Lali Diaz-McDonald has asked the following two questions about Joe’s work in the internment camp Knockaloe on the Isle of Man:
a.)Would it have been possible for JP to “rig” beds with springs so that people could work on them? (Lali was wondering, if the camps had beds with springs considering they were interment camps and metal was destined to war effort.)
b.) Was he permitted to work as a nurse or rehabilitator in the interment camp?
I want to thank you very much for these questions, Lali, because this is a very interesting topic! In my opinion the time in the internment camp was a very important period in Joseph Pilates’ life and yet there is not much evidence left about his work in the camp! It was Joseph Pilates himself who mentioned in interviews that he had developed his first exercising machines when he was interned on the Isle of Man:
“There [on the Isle of Man] he encountered people who were disabled as a result of wartime diseases and incarceration. He began devising machines to help in their rehabilitation.”
(Doris Hering, “They All Go To Joe’s” Dance Magazine, February 1956, p.76)
But just like Lali Diaz-McDonald people have been doubtful about this lately.
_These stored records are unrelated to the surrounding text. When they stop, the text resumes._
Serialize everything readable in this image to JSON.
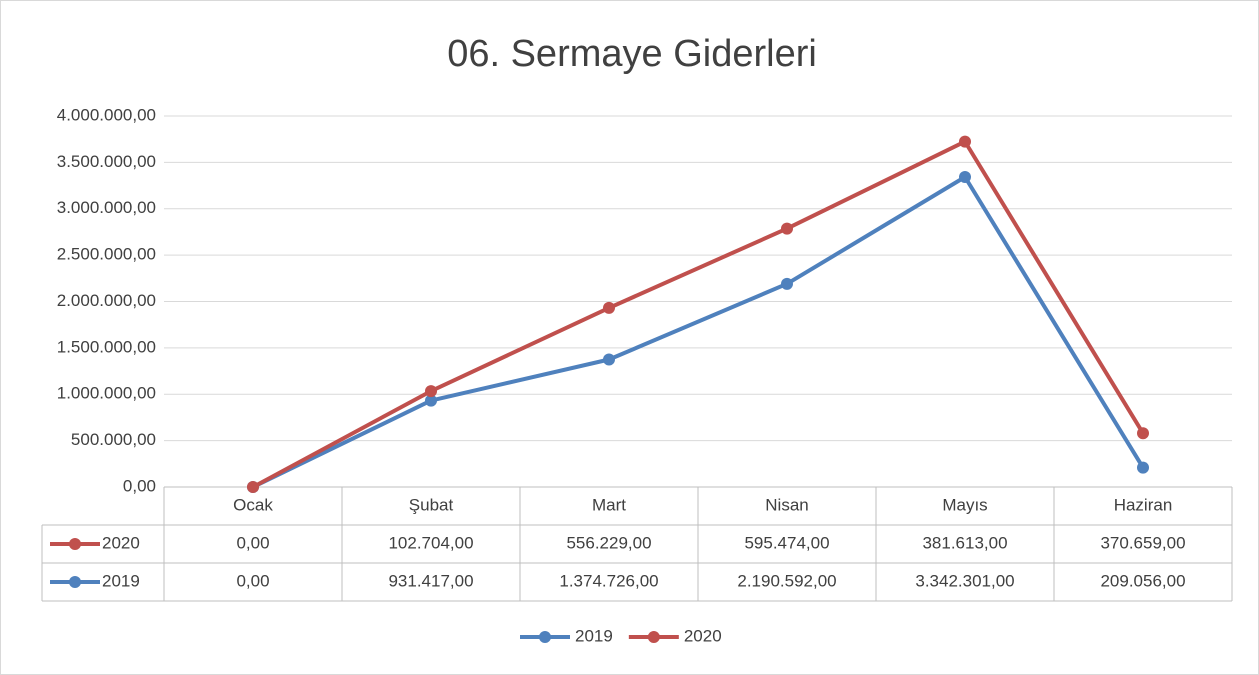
{
  "chart_data": {
    "type": "line",
    "title": "06. Sermaye Giderleri",
    "categories": [
      "Ocak",
      "Şubat",
      "Mart",
      "Nisan",
      "Mayıs",
      "Haziran"
    ],
    "stacked": true,
    "series": [
      {
        "name": "2019",
        "color": "#4f81bd",
        "values": [
          0,
          931417,
          1374726,
          2190592,
          3342301,
          209056
        ],
        "value_labels": [
          "0,00",
          "931.417,00",
          "1.374.726,00",
          "2.190.592,00",
          "3.342.301,00",
          "209.056,00"
        ]
      },
      {
        "name": "2020",
        "color": "#c0504d",
        "values": [
          0,
          102704,
          556229,
          595474,
          381613,
          370659
        ],
        "value_labels": [
          "0,00",
          "102.704,00",
          "556.229,00",
          "595.474,00",
          "381.613,00",
          "370.659,00"
        ]
      }
    ],
    "ylim": [
      0,
      4000000
    ],
    "yticks": [
      {
        "value": 0,
        "label": "0,00"
      },
      {
        "value": 500000,
        "label": "500.000,00"
      },
      {
        "value": 1000000,
        "label": "1.000.000,00"
      },
      {
        "value": 1500000,
        "label": "1.500.000,00"
      },
      {
        "value": 2000000,
        "label": "2.000.000,00"
      },
      {
        "value": 2500000,
        "label": "2.500.000,00"
      },
      {
        "value": 3000000,
        "label": "3.000.000,00"
      },
      {
        "value": 3500000,
        "label": "3.500.000,00"
      },
      {
        "value": 4000000,
        "label": "4.000.000,00"
      }
    ],
    "grid": true,
    "legend": "bottom",
    "data_table": true
  }
}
So let’s tackle the first question! Lali is absolutely right supposing that in the internment camp Knockaloe internees usually did not sleep on metal beds. Instead the internees were sleeping on wooden platforms covered with straw mattresses. But in the camp’s hospitals it was different. Each of the four subcamps of Knockaloe had it’s own hospital barrack. In these hospitals sick internees were sleeping on very simple metal beds. You can see the beds on this picture:
Unfortunately one cannot see the bottom of the beds to be sure, if the mattresses were held by springs. But given the type of bed I think they probably were. And there is one more possibility: In a report about a visit of the camp in December 1915 by representatives of the American Embassy (they visited the camp regularly before the US joined the war) it is also mentioned that some prisoners had their own “stretcher beds”. So it is possible, that Joseph Pilates “rigged” either the hospital beds or private stretcher beds and turned some of them into exercising apparatus for sick internees. It is possible – but what we don’t have yet is sound proof that he really did it, like a picture of a modified bed for example.
Let’s turn to the second question: Were internees like Joseph Pilates allowed to work as a nurse or rehabilitator? The answer is: yes, they were allowed to. While the doctors in the camp were British, the help consisted of prisoners only. So again it was possible for Joseph Pilates to work there. But his name is not on any of the lists of nurses and medical help in the archive of Manx Museum where a part of the documentation from the camp has survived. Only this year though, Jonathan Grubb, an inhabitant of the Isle of Man whose great-grandfather was also interned in Knockaloe during the First World War, has found a very interesting picture on www.imuseum.im, the online archive of Manx Museum:
Jonathan recognized that the man wearing the suit is showing some striking similarities to Joseph Pilates! But is it really him? This is very difficult to decide, I think.
Summing it up it comes down to this: It is possible that Joseph Pilates rehabilitated sick internees in the hospitals of Knockaloe camp and built exercising equipment for them! There’s no definite proof yet: but I’m excited who’s going to come up with new evidence next!
More about Knockaloe internment camp in the online archive of Manx Museum. You will find all the pictures from the internment camp: maybe you will discover something…
Also check out the website of the charity “Knockaloe Internment Camp & Patrick Visitor Centre”. Lots of interesting information about the camp!
For getting deeper into the subject I recommend: Yvonne Cresswell (ed.), Living With the Wire. Civilian Internment in the Isle of Man during the two World Wars, Manx National Heritage, Douglas, newly revised edition 2015.
Faith says
Check out fb page fir Pilates Teacher Association, there is an interesting conference on the Isle of Man next year, with lots of Pilates history from the Island 🙂
Kristen Iuppenlatz Grech says
This is fascinating. So glad you’re doing research to help us be more informed about our shared history of Pilates’ work and inventions. I love to read about it and imagine how things were back then.